L’autre continent inconnu est bien sûr l’ancien Empire tsariste. Il est vrai que l’Alliance n’a jamais été autorisée à créer des écoles dans le territoire russe. Pourtant, les archives concernant le territoire de l’ancien Empire, encore qualifiées d’URSS, sont pleines de récits, d’appels au secours, de réalisations politiques, concernant les Juifs de l’Est de l’Europe. De l’action de Charles Netter à Brody, au moment des grandes migrations des Juifs de l’Empire tsariste en 1882, aux multiples interventions en faveur des Juifs de Roumanie ou de Serbie, il faut bien retenir que l’AIU a été un partenaire majeur de la vie diplomatique de cette deuxième partie du XIXe s.  

Retenons aussi que la communauté qui est née dans l’enthousiasme de l’Appel des fondateurs en 1860 était présente dans le monde entier. Les Comités locaux ont vu le jour dans les endroits les plus improbables, si on fait référence à la géographie habituelle du judaïsme. Les archives de l’AIU possèdent ainsi des dossiers, parfois très succincts, pour des lieux comme, par ordre alphabétique : Aden, les Antilles anglaises et néerlandaises, l’Australie, le Canada, le Chili, la Chine, la Colombie, Cuba, le Danemark, l’Erythrée, l’Espagne, les Etats-Unis, Gibraltar, la Guyane hollandaise, l’Inde, l’Indochine française, l’Irlande, le Japon, le Luxembourg, la Malaisie, l’ïle Maurice, le Mexique, le Nicaragua, le Nord-Vietnam, le Pérou, la Pologne, le Portugal, Saint-Domingue, la Suède, la Suisse, la Tchécoslovaquie, l’URSS, l’Union Sud Africaine, le Vénézuela et le Yemen.

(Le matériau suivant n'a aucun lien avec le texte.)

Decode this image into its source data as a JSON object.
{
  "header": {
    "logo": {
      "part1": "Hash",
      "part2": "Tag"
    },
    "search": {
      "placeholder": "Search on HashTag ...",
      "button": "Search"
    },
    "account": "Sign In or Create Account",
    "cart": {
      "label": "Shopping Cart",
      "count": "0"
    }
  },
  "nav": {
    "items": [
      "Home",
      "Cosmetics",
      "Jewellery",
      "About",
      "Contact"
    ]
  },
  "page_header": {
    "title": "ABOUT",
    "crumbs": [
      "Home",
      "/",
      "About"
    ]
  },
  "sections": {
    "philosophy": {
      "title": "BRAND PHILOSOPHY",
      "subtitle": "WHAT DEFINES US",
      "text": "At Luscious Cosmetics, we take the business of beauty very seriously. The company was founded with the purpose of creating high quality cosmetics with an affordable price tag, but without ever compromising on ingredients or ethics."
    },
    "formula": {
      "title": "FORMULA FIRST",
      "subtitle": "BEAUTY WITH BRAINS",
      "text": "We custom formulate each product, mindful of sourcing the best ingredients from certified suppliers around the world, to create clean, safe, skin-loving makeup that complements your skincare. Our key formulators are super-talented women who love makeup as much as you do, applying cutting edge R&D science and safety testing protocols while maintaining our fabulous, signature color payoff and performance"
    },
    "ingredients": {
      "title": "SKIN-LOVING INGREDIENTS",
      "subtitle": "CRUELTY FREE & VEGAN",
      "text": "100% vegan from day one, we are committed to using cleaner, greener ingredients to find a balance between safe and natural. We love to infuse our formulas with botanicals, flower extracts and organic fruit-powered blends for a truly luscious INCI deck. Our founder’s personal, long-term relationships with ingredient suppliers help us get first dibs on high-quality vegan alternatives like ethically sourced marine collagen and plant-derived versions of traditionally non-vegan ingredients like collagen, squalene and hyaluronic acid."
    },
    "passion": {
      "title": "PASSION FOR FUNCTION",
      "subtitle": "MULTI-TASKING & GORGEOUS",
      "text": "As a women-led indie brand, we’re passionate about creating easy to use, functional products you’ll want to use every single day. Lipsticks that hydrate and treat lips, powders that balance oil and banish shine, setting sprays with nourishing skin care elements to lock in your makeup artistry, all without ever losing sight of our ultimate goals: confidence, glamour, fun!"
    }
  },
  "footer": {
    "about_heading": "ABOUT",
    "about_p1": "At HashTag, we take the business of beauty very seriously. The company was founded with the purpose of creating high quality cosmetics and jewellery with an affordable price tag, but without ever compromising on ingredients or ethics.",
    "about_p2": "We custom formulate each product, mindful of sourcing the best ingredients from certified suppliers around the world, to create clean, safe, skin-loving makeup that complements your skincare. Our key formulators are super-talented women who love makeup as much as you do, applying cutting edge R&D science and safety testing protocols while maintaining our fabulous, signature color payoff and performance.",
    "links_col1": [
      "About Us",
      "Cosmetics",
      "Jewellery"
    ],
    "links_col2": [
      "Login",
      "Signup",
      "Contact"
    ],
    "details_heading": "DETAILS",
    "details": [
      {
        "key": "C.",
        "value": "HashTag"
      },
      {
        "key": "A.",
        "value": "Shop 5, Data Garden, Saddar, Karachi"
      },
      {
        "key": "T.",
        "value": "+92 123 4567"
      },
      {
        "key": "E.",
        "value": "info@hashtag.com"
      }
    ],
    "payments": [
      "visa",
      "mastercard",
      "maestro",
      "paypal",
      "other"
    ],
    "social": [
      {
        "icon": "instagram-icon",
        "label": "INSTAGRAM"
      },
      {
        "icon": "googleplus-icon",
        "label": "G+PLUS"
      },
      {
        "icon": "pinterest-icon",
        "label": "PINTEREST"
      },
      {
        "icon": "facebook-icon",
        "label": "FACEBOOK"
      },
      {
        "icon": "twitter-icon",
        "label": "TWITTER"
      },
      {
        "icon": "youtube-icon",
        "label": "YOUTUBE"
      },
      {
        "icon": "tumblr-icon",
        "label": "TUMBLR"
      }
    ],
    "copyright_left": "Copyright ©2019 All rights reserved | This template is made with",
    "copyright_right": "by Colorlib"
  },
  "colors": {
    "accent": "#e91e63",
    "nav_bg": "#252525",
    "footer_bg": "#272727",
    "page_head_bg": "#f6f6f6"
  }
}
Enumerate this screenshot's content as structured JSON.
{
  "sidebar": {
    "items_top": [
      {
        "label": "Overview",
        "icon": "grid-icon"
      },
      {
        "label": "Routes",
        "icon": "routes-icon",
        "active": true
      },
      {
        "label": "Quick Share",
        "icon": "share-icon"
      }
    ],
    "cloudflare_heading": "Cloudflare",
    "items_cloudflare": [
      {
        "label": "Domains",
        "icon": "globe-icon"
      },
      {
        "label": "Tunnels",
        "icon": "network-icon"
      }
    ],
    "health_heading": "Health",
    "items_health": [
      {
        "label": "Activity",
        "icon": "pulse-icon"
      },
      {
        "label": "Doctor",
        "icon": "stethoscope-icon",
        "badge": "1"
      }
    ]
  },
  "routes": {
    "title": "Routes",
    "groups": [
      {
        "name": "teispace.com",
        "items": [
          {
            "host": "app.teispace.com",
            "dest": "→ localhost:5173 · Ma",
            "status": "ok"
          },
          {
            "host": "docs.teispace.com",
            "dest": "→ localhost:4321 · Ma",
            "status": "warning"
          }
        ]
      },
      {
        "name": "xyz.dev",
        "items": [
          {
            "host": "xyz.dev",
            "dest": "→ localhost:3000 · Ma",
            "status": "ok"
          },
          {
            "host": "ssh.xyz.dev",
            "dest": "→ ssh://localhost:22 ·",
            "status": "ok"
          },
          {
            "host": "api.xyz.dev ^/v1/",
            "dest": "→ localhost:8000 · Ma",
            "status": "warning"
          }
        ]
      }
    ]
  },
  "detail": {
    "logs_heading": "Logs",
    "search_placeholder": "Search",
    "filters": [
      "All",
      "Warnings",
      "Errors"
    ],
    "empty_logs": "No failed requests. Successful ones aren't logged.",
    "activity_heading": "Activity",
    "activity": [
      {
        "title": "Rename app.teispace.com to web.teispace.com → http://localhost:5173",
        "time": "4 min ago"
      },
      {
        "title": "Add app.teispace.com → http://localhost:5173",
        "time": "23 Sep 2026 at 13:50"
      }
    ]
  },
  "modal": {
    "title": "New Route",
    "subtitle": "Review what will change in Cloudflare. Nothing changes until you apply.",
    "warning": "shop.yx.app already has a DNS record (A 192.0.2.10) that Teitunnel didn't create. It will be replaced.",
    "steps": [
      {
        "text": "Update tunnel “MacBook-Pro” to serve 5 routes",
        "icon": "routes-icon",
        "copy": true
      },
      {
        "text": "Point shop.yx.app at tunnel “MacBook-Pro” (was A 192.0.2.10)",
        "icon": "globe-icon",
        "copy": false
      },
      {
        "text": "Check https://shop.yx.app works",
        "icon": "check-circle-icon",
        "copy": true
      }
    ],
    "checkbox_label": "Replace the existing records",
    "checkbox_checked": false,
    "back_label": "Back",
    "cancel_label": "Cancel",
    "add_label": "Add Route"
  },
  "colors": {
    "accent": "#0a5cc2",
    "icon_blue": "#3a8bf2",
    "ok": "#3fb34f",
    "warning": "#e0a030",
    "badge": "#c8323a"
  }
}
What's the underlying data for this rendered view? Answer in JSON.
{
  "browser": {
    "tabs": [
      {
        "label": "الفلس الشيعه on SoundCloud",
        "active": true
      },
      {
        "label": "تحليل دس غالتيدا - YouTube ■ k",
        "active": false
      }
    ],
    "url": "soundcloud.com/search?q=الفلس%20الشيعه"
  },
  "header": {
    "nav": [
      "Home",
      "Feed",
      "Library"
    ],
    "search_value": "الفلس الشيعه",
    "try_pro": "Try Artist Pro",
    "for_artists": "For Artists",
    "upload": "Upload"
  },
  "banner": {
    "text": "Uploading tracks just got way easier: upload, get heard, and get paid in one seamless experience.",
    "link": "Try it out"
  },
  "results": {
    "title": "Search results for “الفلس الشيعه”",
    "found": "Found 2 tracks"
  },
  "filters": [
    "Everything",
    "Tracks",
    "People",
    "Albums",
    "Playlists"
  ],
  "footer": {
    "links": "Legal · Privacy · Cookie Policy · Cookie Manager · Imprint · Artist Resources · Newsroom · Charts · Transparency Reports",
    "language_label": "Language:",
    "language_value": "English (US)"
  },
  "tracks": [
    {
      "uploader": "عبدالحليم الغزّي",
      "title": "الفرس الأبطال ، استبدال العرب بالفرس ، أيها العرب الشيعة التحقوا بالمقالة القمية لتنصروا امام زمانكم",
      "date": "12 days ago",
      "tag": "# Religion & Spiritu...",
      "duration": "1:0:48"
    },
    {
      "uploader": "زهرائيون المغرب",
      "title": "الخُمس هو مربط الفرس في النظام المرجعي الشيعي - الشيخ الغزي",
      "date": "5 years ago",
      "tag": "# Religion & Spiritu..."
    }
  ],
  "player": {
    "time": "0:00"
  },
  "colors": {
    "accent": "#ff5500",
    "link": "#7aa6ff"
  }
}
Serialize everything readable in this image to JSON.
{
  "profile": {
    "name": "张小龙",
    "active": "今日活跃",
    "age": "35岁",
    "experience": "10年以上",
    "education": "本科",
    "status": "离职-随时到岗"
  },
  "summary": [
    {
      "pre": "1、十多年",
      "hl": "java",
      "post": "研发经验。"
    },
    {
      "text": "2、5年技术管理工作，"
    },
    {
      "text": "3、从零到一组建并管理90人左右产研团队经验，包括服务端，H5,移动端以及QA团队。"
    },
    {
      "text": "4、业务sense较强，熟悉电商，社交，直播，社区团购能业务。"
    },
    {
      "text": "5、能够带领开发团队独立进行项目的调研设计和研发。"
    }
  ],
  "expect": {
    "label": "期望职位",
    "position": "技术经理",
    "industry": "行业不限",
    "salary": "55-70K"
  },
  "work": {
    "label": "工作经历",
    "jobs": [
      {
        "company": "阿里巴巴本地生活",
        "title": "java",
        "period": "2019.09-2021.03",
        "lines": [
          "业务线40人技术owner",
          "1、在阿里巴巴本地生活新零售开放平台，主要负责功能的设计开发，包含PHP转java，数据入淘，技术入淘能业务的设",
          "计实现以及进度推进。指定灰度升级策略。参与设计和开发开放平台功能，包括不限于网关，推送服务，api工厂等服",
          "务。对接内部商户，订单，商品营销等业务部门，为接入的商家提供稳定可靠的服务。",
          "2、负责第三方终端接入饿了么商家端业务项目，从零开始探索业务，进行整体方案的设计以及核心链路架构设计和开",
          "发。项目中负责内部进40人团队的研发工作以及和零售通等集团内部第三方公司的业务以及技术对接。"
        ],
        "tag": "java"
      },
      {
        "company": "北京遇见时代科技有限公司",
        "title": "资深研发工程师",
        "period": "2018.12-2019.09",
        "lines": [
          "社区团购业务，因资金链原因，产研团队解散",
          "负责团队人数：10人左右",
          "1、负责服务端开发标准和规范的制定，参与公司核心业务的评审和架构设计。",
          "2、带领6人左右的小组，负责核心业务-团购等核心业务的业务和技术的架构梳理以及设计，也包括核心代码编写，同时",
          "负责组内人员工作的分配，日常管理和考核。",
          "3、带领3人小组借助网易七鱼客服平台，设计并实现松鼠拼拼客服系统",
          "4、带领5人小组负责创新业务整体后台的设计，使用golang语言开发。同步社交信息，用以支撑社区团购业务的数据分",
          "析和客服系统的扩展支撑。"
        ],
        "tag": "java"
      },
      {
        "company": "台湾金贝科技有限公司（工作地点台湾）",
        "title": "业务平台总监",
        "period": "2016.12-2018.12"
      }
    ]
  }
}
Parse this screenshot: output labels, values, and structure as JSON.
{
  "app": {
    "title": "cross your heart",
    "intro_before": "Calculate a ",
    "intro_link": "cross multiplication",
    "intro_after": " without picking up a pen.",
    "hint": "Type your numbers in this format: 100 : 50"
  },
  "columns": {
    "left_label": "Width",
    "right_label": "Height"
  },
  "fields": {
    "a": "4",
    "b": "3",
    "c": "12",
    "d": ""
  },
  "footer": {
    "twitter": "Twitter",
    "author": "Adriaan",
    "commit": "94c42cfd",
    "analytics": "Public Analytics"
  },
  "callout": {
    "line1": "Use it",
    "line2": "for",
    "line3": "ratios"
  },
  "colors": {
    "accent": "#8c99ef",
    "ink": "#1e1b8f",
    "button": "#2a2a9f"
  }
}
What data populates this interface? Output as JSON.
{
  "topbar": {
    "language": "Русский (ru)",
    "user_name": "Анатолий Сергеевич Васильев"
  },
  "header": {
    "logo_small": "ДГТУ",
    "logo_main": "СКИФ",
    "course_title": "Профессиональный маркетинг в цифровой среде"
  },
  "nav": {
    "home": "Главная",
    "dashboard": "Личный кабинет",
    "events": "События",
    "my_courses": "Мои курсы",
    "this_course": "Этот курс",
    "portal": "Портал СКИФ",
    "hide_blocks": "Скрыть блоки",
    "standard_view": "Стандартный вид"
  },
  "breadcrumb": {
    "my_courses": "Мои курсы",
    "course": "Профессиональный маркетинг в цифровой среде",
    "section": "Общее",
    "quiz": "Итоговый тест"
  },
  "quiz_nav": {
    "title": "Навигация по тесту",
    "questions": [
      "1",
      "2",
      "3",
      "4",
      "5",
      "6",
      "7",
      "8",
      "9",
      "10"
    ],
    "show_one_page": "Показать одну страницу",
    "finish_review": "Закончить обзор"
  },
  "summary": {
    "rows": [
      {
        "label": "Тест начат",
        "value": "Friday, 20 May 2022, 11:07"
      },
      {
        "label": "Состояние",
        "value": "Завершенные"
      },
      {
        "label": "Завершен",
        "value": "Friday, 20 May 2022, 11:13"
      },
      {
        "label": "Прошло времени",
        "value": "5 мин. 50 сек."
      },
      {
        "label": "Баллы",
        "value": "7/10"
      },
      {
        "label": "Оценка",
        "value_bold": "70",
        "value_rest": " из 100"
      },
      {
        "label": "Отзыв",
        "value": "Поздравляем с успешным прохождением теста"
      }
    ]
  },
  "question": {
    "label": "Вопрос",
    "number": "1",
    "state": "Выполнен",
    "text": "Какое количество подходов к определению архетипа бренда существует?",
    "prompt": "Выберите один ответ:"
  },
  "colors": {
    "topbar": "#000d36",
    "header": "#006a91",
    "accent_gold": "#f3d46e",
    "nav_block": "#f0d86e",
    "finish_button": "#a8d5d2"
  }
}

Et cette étendue géographique se retrouve aussi et surtout dans le parcours de nos enseignants. Pour prendre l'exemple d'André Cuenca, cette carte est des plus parlantes :

Né à Salonique d'une famille originaire d'Espagne, il est allé étudier à l'ENIO Paris avant d'être nommé en Iran où il a fait toute sa carrière. Le récit de sa prise de poste à lui-seul est un témoignage des épopées que pouvaient vivre les enseignants de l'Alliance israélite universelle : 

Embarquement à Marseille pour Constantinople où il prend quelques jours de repos chez l'oncle d'un de ses camarades de l'ENIO (pas inutile au vu de ce qui va suivre) avant de rejoindre Batoum, un port de l'URSS du sud-est de la mer Noire. C'est ensuite un train qui l'emmène jusqu'à Bakou en passant par Tbilissi. De là, il embarque dans un nouveau navire pour rejoindre enfin l’Iran dans le port de Pahlevi. De là, ni train ni autocar pour Téhéran et Cuenca n'a plus assez d'argent pour payer le taxi. Heureusement, le directeur de la douane demande à un chauffeur de l'emmener jusqu'à la capitale sans le faire payer. Ce trajet en voiture prendra 36 heures (contre deux aujourd'hui) avant qu’un nouveau taxi ne l’emmène à Ispahan (36 heures de nouveau). Et enfin, un dernier trajet, jusqu’à Yezd,… à dos d’âne pour terminer ce périple !
 
Cette exposition vise à vous faire découvrir ces parcours exceptionnels mais aussi à rendre hommage à tous ces gens qui ont fait l'Alliance israélite universelle.